I know this is belaboring a point, but it does have to be scheduled. I haven’t done a reality check on this lately, and with advent of Quad P IV’s and whatever is next this point may be mute, but in the good old days of 8086, 286, 386, and 486, executing the interrupt handler code in an interrupt handler was often required.

I don’t understand this comment.

You are completely correct that any interrupt can “pre-empt”(1) any thread (including the highest priority thread that is READY), but this is precisely why you want to use InterruptAttachEvent, since the interrupt latency is a known quantum, whereas some arbitrary interrupt handlers worst case execution time is (at best) difficult to determine.

As for the unmask() I really don’t understand the point here, because unmask() only applies to the IRQ level associated with the IST (Interrupt Service Thread), and will not prevent other interrupt levels from asserting.

(1) technically, since interrupts are outside the scheduling domain, pre-emption can not occur, since pre-emption is, by definition, a decision taken by the scheduler, and the scheduler is not involved in deciding when an interrupt line is asserted.

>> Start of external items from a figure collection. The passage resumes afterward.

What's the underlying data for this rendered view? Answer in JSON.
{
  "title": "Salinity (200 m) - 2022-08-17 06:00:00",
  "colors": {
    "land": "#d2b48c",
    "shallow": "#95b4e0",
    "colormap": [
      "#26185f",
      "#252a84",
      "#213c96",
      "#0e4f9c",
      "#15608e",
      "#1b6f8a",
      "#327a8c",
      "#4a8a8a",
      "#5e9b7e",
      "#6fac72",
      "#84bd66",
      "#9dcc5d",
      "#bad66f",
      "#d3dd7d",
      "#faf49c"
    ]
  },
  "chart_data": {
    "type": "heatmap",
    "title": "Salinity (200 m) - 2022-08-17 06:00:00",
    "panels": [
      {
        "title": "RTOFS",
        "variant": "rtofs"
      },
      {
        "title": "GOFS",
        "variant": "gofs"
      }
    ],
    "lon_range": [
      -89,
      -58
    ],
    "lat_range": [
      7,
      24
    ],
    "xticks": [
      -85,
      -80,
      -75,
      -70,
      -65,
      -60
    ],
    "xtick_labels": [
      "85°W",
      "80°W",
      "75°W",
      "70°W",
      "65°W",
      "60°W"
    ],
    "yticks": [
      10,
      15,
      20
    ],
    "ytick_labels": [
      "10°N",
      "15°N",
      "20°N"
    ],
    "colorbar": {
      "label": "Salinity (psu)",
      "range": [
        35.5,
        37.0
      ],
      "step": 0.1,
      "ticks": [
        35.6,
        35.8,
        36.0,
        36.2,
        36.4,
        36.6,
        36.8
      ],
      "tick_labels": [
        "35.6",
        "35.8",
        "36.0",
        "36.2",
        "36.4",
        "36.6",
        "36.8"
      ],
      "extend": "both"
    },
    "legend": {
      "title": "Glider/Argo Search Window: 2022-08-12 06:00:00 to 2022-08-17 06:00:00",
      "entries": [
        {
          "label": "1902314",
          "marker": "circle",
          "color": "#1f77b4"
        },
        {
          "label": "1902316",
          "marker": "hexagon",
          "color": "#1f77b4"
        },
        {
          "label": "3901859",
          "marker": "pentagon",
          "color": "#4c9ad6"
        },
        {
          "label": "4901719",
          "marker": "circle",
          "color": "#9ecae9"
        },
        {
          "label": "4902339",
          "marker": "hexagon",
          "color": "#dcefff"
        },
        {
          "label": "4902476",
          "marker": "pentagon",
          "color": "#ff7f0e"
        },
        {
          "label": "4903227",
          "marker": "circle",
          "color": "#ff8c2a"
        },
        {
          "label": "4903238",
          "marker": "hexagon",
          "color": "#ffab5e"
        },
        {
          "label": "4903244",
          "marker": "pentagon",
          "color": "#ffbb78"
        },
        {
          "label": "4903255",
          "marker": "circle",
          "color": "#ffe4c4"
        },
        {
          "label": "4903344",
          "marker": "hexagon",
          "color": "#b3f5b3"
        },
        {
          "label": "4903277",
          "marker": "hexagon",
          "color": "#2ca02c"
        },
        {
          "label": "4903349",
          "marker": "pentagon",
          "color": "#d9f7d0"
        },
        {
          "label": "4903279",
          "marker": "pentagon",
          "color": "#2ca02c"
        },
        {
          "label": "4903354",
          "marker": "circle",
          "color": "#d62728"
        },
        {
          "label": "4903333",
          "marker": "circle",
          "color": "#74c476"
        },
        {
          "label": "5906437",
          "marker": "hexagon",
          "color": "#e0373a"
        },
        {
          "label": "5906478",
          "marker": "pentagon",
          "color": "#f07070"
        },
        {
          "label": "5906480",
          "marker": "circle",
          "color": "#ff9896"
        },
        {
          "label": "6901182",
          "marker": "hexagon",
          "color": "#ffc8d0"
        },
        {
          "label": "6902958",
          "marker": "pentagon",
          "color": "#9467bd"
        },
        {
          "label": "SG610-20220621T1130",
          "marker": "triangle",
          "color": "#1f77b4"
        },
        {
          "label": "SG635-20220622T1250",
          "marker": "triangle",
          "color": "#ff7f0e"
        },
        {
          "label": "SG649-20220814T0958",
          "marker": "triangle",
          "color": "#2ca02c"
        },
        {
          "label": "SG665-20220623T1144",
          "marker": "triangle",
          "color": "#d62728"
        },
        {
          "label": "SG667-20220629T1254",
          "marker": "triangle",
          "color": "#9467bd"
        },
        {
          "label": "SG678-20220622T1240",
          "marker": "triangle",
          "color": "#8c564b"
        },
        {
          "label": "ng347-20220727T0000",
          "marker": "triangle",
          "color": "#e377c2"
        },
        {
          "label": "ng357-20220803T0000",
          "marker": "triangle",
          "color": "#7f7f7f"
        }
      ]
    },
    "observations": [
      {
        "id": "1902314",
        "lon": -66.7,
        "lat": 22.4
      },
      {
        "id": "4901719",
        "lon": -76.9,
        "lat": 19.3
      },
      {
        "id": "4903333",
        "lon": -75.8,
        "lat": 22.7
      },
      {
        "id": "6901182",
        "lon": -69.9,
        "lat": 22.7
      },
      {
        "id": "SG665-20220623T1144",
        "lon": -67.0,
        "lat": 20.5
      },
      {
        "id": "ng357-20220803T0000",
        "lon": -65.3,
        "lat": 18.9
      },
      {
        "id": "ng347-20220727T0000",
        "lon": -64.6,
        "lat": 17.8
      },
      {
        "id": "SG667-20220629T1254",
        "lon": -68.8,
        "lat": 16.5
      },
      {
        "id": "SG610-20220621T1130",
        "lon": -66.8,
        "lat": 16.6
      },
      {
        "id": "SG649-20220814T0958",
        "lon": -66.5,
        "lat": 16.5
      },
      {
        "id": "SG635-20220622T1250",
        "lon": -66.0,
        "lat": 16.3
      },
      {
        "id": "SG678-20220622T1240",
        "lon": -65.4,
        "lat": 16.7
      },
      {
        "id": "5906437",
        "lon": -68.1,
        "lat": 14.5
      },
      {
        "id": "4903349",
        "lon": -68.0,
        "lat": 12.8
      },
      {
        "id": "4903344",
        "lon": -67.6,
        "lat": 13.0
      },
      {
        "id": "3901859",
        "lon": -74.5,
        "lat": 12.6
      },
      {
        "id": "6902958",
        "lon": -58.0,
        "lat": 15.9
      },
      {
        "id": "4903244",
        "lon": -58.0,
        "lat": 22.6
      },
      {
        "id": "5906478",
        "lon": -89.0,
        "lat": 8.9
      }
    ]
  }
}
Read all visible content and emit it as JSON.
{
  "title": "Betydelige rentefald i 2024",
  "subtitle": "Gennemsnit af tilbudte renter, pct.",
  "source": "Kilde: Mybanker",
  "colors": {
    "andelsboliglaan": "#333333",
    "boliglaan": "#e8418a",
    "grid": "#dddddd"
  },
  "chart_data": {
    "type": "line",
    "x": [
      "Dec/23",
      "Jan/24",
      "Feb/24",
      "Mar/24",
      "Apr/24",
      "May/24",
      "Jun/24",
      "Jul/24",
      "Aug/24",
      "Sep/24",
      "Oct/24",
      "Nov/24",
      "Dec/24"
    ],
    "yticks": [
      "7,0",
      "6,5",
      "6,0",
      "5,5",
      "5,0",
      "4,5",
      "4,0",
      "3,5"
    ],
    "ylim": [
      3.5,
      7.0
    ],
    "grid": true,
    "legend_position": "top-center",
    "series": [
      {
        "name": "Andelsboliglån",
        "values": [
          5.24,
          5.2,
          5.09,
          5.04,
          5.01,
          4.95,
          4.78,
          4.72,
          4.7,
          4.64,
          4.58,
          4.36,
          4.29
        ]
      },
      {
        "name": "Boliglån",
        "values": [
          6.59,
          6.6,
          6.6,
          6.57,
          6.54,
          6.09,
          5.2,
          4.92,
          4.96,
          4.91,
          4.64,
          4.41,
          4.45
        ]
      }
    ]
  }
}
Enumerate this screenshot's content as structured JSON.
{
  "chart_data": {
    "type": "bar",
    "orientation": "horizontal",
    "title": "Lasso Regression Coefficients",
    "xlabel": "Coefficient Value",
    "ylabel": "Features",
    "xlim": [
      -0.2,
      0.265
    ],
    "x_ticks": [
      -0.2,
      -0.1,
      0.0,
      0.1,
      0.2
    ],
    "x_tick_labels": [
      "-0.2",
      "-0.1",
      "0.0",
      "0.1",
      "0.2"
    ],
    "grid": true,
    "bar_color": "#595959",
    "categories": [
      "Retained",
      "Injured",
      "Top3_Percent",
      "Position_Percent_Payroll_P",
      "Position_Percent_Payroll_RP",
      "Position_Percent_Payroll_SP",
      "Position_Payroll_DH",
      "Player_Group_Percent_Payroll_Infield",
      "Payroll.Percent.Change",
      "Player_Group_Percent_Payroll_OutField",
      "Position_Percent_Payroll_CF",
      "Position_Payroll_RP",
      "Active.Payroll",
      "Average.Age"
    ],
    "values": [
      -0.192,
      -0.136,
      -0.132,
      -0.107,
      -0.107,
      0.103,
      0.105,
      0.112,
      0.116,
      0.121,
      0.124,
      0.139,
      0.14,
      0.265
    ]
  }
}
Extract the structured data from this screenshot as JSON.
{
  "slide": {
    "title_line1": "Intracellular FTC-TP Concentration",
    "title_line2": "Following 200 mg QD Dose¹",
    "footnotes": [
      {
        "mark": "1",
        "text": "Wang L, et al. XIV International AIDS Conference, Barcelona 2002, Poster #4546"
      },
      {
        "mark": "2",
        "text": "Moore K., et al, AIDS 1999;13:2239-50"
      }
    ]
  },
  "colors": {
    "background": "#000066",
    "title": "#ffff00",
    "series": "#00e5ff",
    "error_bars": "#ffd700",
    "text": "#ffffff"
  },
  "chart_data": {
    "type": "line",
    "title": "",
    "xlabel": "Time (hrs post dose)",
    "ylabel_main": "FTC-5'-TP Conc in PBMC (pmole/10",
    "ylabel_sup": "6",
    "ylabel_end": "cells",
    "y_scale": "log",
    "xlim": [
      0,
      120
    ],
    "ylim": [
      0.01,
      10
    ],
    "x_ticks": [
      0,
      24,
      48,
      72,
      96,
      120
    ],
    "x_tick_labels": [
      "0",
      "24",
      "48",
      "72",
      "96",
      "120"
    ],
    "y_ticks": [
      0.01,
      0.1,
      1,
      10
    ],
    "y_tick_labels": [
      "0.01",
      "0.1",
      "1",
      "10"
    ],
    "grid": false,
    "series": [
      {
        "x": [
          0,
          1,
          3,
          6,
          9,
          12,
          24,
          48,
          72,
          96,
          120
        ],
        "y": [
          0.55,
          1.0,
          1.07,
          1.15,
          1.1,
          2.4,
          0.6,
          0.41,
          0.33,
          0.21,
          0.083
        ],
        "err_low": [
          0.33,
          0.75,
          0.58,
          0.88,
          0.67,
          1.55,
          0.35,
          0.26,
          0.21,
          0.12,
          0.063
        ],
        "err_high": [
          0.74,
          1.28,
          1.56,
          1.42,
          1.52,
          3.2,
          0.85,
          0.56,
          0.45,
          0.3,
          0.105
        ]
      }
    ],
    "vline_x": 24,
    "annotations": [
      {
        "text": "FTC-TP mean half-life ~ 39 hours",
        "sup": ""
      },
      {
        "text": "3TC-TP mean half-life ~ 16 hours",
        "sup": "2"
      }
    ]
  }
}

Sorry Renny, let me try again.

Hum, I check the doc and seem I was wrong. For some reason I though InterruptMask was masking the interrupt specified and all lower level interrupt as well. That’s why I though it was best to delay the unmask as much as possible to make sure a lower priority interrupt doesn’t disrupt the ISR thread.

To me that meant that interrupt priority would be respected even when InterruptAttachEvent is used. I prefer the interrupt priority ( from a hardware level point of view ) be respected over everything else, but that’s just me.

The point about InterruptAttachEvent being a know quantity is true but only if no other program/driver is using InterruptAttach?

However InterruptAttachEvent has something I really like though, the ability to use multi processor .

Also, an IST can be placed in a partition, and thus even an unintentional “while(1);” at priority 255 in an interrupt handler won’t take your system down, nor will buggy hardware that generates an interrupt storm.